I always thought this was caused by racism and profiling. Never expected as a big white boy I'd have problems like this, because being a big white boy usually keeps me out of these situations. I look more biker than hippy, and being a big hells angels area, that probably was what hurt me looking back on it
Once the truck was fixed, I purchased a proper bullet proof vest. I've not needed to use it, but now I won't even go look at a car worth more than a grand without it.
Foxtrapper: illegal searches are fun. That's what makes them illegal, I know my local (pa)state and jurisdictional cops have used reasons such as your stereo is to loud or you didn't look like you were wearing a seat belt to search vehicles.They refer to implied consent of having a license and usually some garbage about a public roadway makes it public property. The problems come fighting the search in court, it puts a huge target on every vehicle you own.
A friend of a friend named Old Mike(cause he's in his 50s and we aren't) ran into much bigger problems in Nevada.
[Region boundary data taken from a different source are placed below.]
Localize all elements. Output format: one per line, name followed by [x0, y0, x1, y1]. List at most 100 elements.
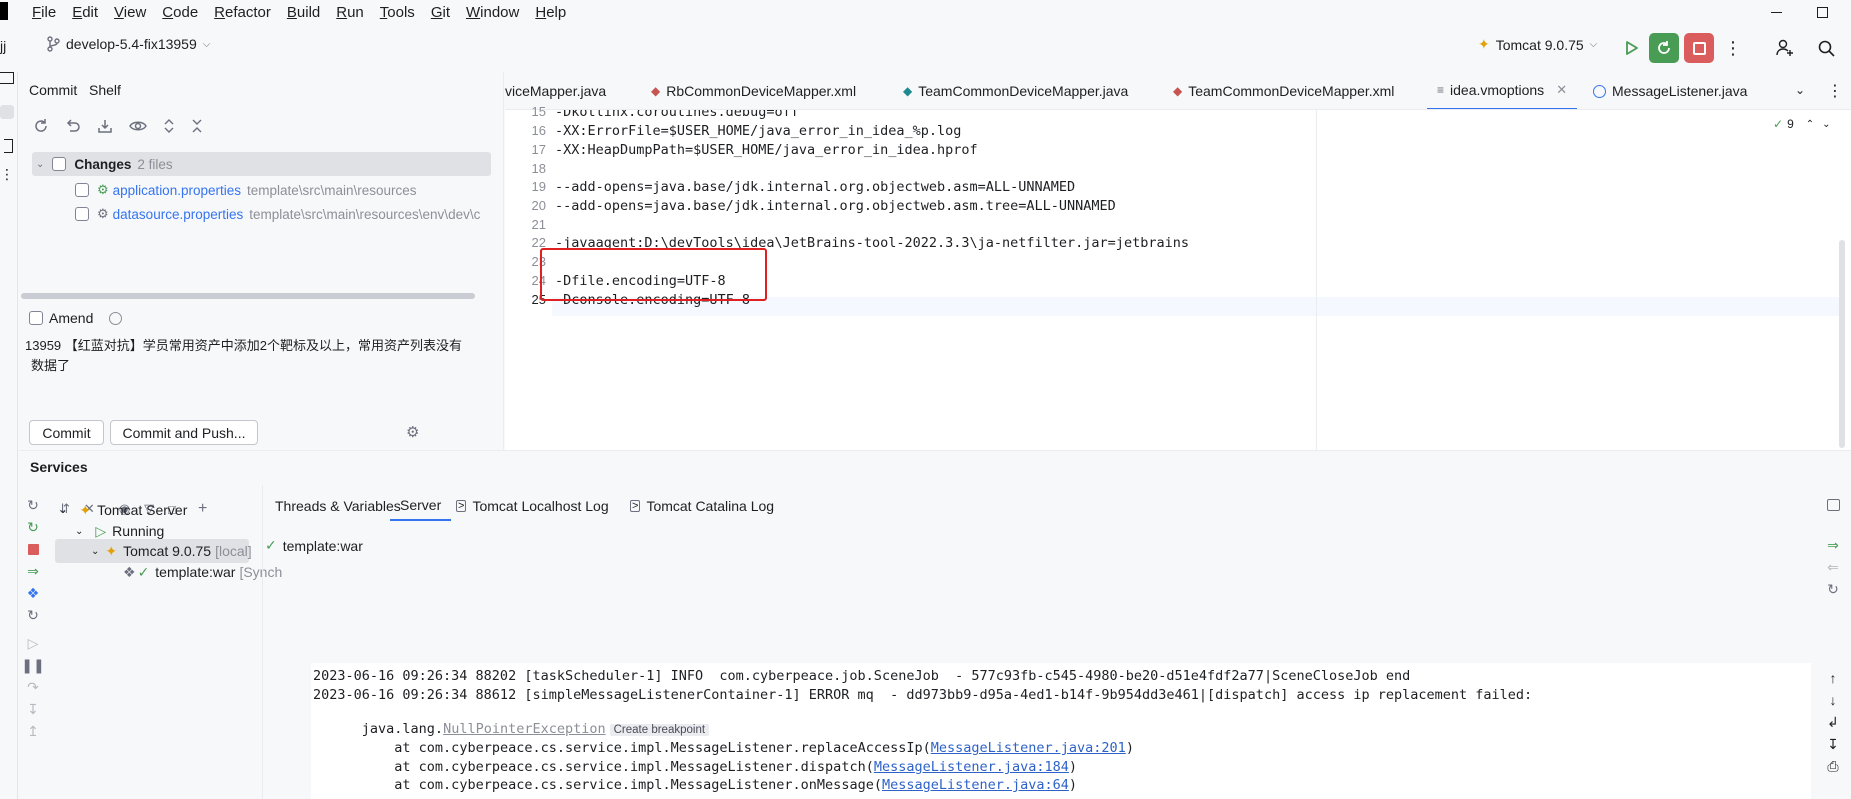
more-tools-icon[interactable]: ⋮ [0, 166, 14, 183]
search-everywhere-button[interactable] [1811, 33, 1841, 63]
expand-all-icon[interactable] [163, 118, 175, 134]
tree-label-suffix: [Synch [239, 564, 282, 580]
tab-message-listener-java[interactable]: MessageListener.java [1593, 72, 1747, 109]
tab-tomcat-localhost-log[interactable]: > Tomcat Localhost Log [456, 491, 609, 521]
menu-code[interactable]: Code [162, 4, 198, 21]
changes-checkbox[interactable] [52, 157, 67, 171]
tab-threads-variables[interactable]: Threads & Variables [275, 491, 401, 521]
commit-message-line: 13959 【红蓝对抗】学员常用资产中添加2个靶标及以上，常用资产列表没有 [25, 338, 462, 353]
history-icon[interactable] [109, 311, 123, 325]
soft-wrap-icon[interactable]: ↲ [1823, 712, 1843, 732]
rerun-button[interactable] [1649, 33, 1679, 63]
amend-label[interactable]: Amend [49, 310, 93, 326]
step-down-icon[interactable]: ↧ [23, 699, 43, 719]
settings-icon[interactable]: ⚙ [406, 423, 419, 441]
eye-icon[interactable] [129, 118, 147, 134]
menu-window[interactable]: Window [466, 4, 519, 21]
more-actions-button[interactable]: ⋮ [1718, 33, 1748, 63]
menu-file[interactable]: File [32, 4, 56, 21]
amend-checkbox[interactable] [29, 311, 43, 325]
scroll-to-end-icon[interactable]: ↧ [1823, 734, 1843, 754]
undeploy-icon[interactable]: ⇐ [1823, 557, 1843, 577]
tab-server[interactable]: Server [390, 491, 452, 521]
run-button[interactable] [1617, 33, 1647, 63]
file-row[interactable]: ⚙ application.properties template\src\ma… [75, 178, 417, 202]
deploy-icon[interactable]: ⇒ [1823, 535, 1843, 555]
step-icon[interactable]: ↷ [23, 677, 43, 697]
inspection-widget[interactable]: ✓ 9 ⌃ ⌄ [1773, 117, 1831, 131]
console-output[interactable]: 2023-06-16 09:26:34 88202 [taskScheduler… [311, 663, 1811, 799]
source-link[interactable]: MessageListener.java:64 [882, 777, 1069, 793]
project-name[interactable]: jj [0, 38, 6, 54]
file-row[interactable]: ⚙ datasource.properties template\src\mai… [75, 202, 502, 226]
commit-message-field[interactable]: 13959 【红蓝对抗】学员常用资产中添加2个靶标及以上，常用资产列表没有 数据… [19, 328, 503, 410]
chevron-down-icon[interactable]: ⌄ [1822, 119, 1830, 130]
rerun-icon [1658, 41, 1670, 54]
file-checkbox[interactable] [75, 207, 89, 221]
collapse-all-icon[interactable] [191, 118, 203, 134]
stop-button[interactable] [1684, 33, 1714, 63]
rerun-icon[interactable]: ↻ [23, 517, 43, 537]
chevron-down-icon[interactable]: ⌄ [59, 505, 67, 516]
tab-tomcat-catalina-log[interactable]: > Tomcat Catalina Log [630, 491, 774, 521]
tab-team-common-device-mapper-xml[interactable]: ◆ TeamCommonDeviceMapper.xml [1173, 72, 1394, 109]
menu-run[interactable]: Run [336, 4, 364, 21]
commit-button[interactable]: Commit [29, 420, 104, 445]
branch-selector[interactable]: develop-5.4-fix13959 ⌵ [46, 36, 210, 52]
menu-build[interactable]: Build [287, 4, 320, 21]
run-config-selector[interactable]: ✦ Tomcat 9.0.75 ⌵ [1478, 36, 1597, 53]
commit-icon[interactable] [0, 105, 14, 119]
horizontal-scrollbar[interactable] [21, 293, 475, 299]
add-user-button[interactable] [1770, 33, 1800, 63]
debug-icon[interactable]: ❖ [23, 583, 43, 603]
sync-icon[interactable]: ↻ [1823, 579, 1843, 599]
vertical-scrollbar[interactable] [1839, 240, 1845, 448]
refresh-icon[interactable]: ↻ [23, 495, 43, 515]
file-checkbox[interactable] [75, 183, 89, 197]
tab-label: Server [400, 497, 442, 513]
menu-view[interactable]: View [114, 4, 146, 21]
chevron-up-icon[interactable]: ⌃ [1806, 119, 1814, 130]
tab-label: Tomcat Localhost Log [472, 498, 609, 514]
print-icon[interactable]: ⎙ [1823, 756, 1843, 776]
maximize-button[interactable] [1799, 0, 1845, 24]
tab-team-common-device-mapper-java[interactable]: ◆ TeamCommonDeviceMapper.java [903, 72, 1128, 109]
menu-edit[interactable]: Edit [72, 4, 98, 21]
menu-tools[interactable]: Tools [380, 4, 415, 21]
update-icon[interactable] [97, 118, 113, 134]
more-vertical-icon[interactable]: ⋮ [1827, 81, 1843, 101]
project-icon[interactable] [0, 72, 14, 84]
scroll-down-icon[interactable]: ↓ [1823, 690, 1843, 710]
changes-group-row[interactable]: ⌄ Changes 2 files [32, 152, 491, 176]
chevron-down-icon[interactable]: ⌄ [91, 546, 99, 557]
close-icon[interactable]: ✕ [1556, 82, 1567, 98]
tab-device-mapper-java[interactable]: viceMapper.java [505, 72, 606, 109]
deploy-icon[interactable]: ⇒ [23, 561, 43, 581]
file-path: template\src\main\resources\env\dev\c [249, 206, 481, 222]
minimize-button[interactable] [1753, 0, 1799, 24]
commit-and-push-button[interactable]: Commit and Push... [110, 420, 258, 445]
structure-icon[interactable] [4, 139, 13, 153]
update-icon[interactable]: ↻ [23, 605, 43, 625]
step-up-icon[interactable]: ↥ [23, 721, 43, 741]
rollback-icon[interactable] [65, 118, 81, 134]
tab-commit[interactable]: Commit [29, 72, 77, 108]
menu-help[interactable]: Help [535, 4, 566, 21]
pause-icon[interactable]: ❚❚ [21, 655, 44, 675]
services-divider [262, 485, 263, 799]
scroll-up-icon[interactable]: ↑ [1823, 668, 1843, 688]
chevron-down-icon[interactable]: ⌄ [75, 526, 83, 537]
tab-rb-common-device-mapper-xml[interactable]: ◆ RbCommonDeviceMapper.xml [651, 72, 856, 109]
tab-shelf[interactable]: Shelf [89, 72, 121, 108]
layout-icon[interactable] [1827, 499, 1840, 511]
tab-idea-vmoptions[interactable]: ≡ idea.vmoptions ✕ [1427, 72, 1578, 109]
menu-refactor[interactable]: Refactor [214, 4, 271, 21]
menu-git[interactable]: Git [431, 4, 450, 21]
chevron-down-icon[interactable]: ⌄ [1795, 83, 1805, 97]
refresh-icon[interactable] [33, 118, 49, 134]
services-action-strip: ↻ ↻ ⇒ ❖ ↻ ▷ ❚❚ ↷ ↧ ↥ [19, 495, 47, 799]
tree-node-artifact[interactable]: ❖ ✓ template:war [Synch [123, 560, 282, 584]
chevron-down-icon[interactable]: ⌄ [36, 159, 44, 170]
resume-icon[interactable]: ▷ [23, 633, 43, 653]
stop-icon[interactable] [23, 539, 43, 559]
Served 30 days and lost 30 pounds in the process because Nevada highway patrol thought the bug killer he had was pcp. Avid is a grey area bug killer for fighting spider mites on pot plants. Being grey area, it isn't sold in fancy labeled containers, the grow stores put it in a baby food jar or mason jar. It's not illegal, but not entirely legal either, some regulatory crap. Well, Nevada hp found it, and really dragged their feet with testing it because they can never be wrong. He eventually got the charges dropped but they had sold his vehicle before he was released, effectively stranding him in Reno until his wife was able to get out and get him. We all told him to sue, even offered to pitch in for a lawyer, but he didn't want to have to go back to Nevada, well, ever.